In 2011, the cousin-informant recorded Mr. Asaro saying, "we never got our money," and said Mr. Burke "kept everything."
After
the robbery, Mr. Asaro told his cousin to bring an "attaché case filled
with gold and jewelry" to his superior—the Bonanno family's boss at the
time, according to court papers.
Mr.
Asaro became a captain in the early 1990s and was in charge of his own
crew of men. But a second cooperating witness "who was acting boss at
that time of the Bonanno family," stripped him of the position, court
papers state.
The cooperating witness
told authorities that Mr. Asaro was demoted to the position of "soldier"
because "he was abusing his leadership position by 'robbing' the
individuals who reported to him," the court papers state. Mr. Asaro was a
"loan shark and a habitual gambler," the court papers allege.
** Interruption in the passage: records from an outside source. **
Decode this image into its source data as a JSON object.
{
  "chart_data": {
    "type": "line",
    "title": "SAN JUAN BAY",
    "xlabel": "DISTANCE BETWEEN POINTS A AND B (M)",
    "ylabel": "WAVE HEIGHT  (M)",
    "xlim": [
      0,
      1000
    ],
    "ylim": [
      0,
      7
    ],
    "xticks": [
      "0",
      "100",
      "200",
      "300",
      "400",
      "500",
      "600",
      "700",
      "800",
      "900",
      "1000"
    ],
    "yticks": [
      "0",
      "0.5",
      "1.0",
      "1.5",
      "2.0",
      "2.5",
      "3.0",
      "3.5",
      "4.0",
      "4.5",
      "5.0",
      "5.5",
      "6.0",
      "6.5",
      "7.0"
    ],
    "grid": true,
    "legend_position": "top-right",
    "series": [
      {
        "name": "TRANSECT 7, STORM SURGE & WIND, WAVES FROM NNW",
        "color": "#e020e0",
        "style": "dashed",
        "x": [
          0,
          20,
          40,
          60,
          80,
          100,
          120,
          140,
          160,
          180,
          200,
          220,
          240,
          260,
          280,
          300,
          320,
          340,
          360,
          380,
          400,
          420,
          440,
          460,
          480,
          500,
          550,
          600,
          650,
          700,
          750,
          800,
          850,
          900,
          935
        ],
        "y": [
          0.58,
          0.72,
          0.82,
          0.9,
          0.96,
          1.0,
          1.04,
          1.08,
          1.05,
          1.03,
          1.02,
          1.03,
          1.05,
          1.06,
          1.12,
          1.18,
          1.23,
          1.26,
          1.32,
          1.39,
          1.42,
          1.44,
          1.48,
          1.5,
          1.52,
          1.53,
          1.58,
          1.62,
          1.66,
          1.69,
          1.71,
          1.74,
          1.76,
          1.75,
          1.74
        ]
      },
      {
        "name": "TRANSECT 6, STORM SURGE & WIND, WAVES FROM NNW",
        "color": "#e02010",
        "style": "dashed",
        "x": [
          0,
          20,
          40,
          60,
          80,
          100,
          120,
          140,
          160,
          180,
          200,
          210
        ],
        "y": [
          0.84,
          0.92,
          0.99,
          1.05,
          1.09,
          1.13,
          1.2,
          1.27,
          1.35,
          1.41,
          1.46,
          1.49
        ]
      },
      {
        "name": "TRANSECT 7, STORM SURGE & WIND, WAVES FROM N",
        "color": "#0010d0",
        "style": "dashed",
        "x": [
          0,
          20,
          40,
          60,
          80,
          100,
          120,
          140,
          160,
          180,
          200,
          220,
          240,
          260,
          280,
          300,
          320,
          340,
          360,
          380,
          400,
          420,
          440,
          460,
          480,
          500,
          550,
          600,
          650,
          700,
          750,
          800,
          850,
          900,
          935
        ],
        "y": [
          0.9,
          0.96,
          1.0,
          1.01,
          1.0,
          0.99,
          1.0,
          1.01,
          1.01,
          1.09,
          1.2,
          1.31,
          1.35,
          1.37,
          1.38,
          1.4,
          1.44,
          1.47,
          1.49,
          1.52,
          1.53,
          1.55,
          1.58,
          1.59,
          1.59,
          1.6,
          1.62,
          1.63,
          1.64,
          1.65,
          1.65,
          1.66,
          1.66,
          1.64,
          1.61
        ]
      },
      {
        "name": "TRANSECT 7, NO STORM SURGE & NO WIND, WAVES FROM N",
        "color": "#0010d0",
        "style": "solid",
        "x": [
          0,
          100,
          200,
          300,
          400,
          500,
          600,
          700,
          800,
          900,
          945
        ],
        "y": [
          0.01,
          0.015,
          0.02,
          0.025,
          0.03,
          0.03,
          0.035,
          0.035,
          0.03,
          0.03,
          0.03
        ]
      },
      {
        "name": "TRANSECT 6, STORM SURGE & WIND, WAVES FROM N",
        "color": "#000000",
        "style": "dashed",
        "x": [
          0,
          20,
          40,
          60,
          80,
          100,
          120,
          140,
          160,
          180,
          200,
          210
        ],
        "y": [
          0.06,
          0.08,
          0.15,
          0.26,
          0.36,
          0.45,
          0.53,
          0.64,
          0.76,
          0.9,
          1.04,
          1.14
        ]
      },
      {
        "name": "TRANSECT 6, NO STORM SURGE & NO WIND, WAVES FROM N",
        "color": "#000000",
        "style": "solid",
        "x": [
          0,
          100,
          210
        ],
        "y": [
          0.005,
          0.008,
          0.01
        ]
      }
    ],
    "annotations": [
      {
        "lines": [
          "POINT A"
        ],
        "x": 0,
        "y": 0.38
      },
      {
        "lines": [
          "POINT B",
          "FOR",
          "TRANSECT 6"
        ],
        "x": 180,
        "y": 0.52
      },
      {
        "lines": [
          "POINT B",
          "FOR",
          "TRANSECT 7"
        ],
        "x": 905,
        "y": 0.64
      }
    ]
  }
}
In the early 2000s, Mr. Asaro reported to his son, Jerome, who was captain of his father's old crew, the court papers state.
By
July 2012, Mr. Asaro was still reporting to his son, whom Mr. Asaro had
promoted to acting captain years earlier when he was still a captain.
However,
after several ranking Bonanno members became government cooperators,
Mr. Asaro was again made a captain by a new family boss in 2012 or 2013,
court papers allege.
Mr. Asaro has been
arrested 21 times—dating back to 1957—for crimes including bank
robbery, kidnapping, assault and possession of a loaded firearm, court
papers state. Many of those charges were dismissed, according to court
papers.
In 1998, he was sentenced to
four to 12 years for enterprise corruption and other charges—his first
conviction since 1972, when he served six months for burglarizing a post
office, court papers state.
Mr. Asaro
is being held in jail pending a bail hearing. Prosecutors said—even at
his age—they believe Mr. Asaro "will continue to engage in violence and
to direct others to commit violent acts" if granted bail.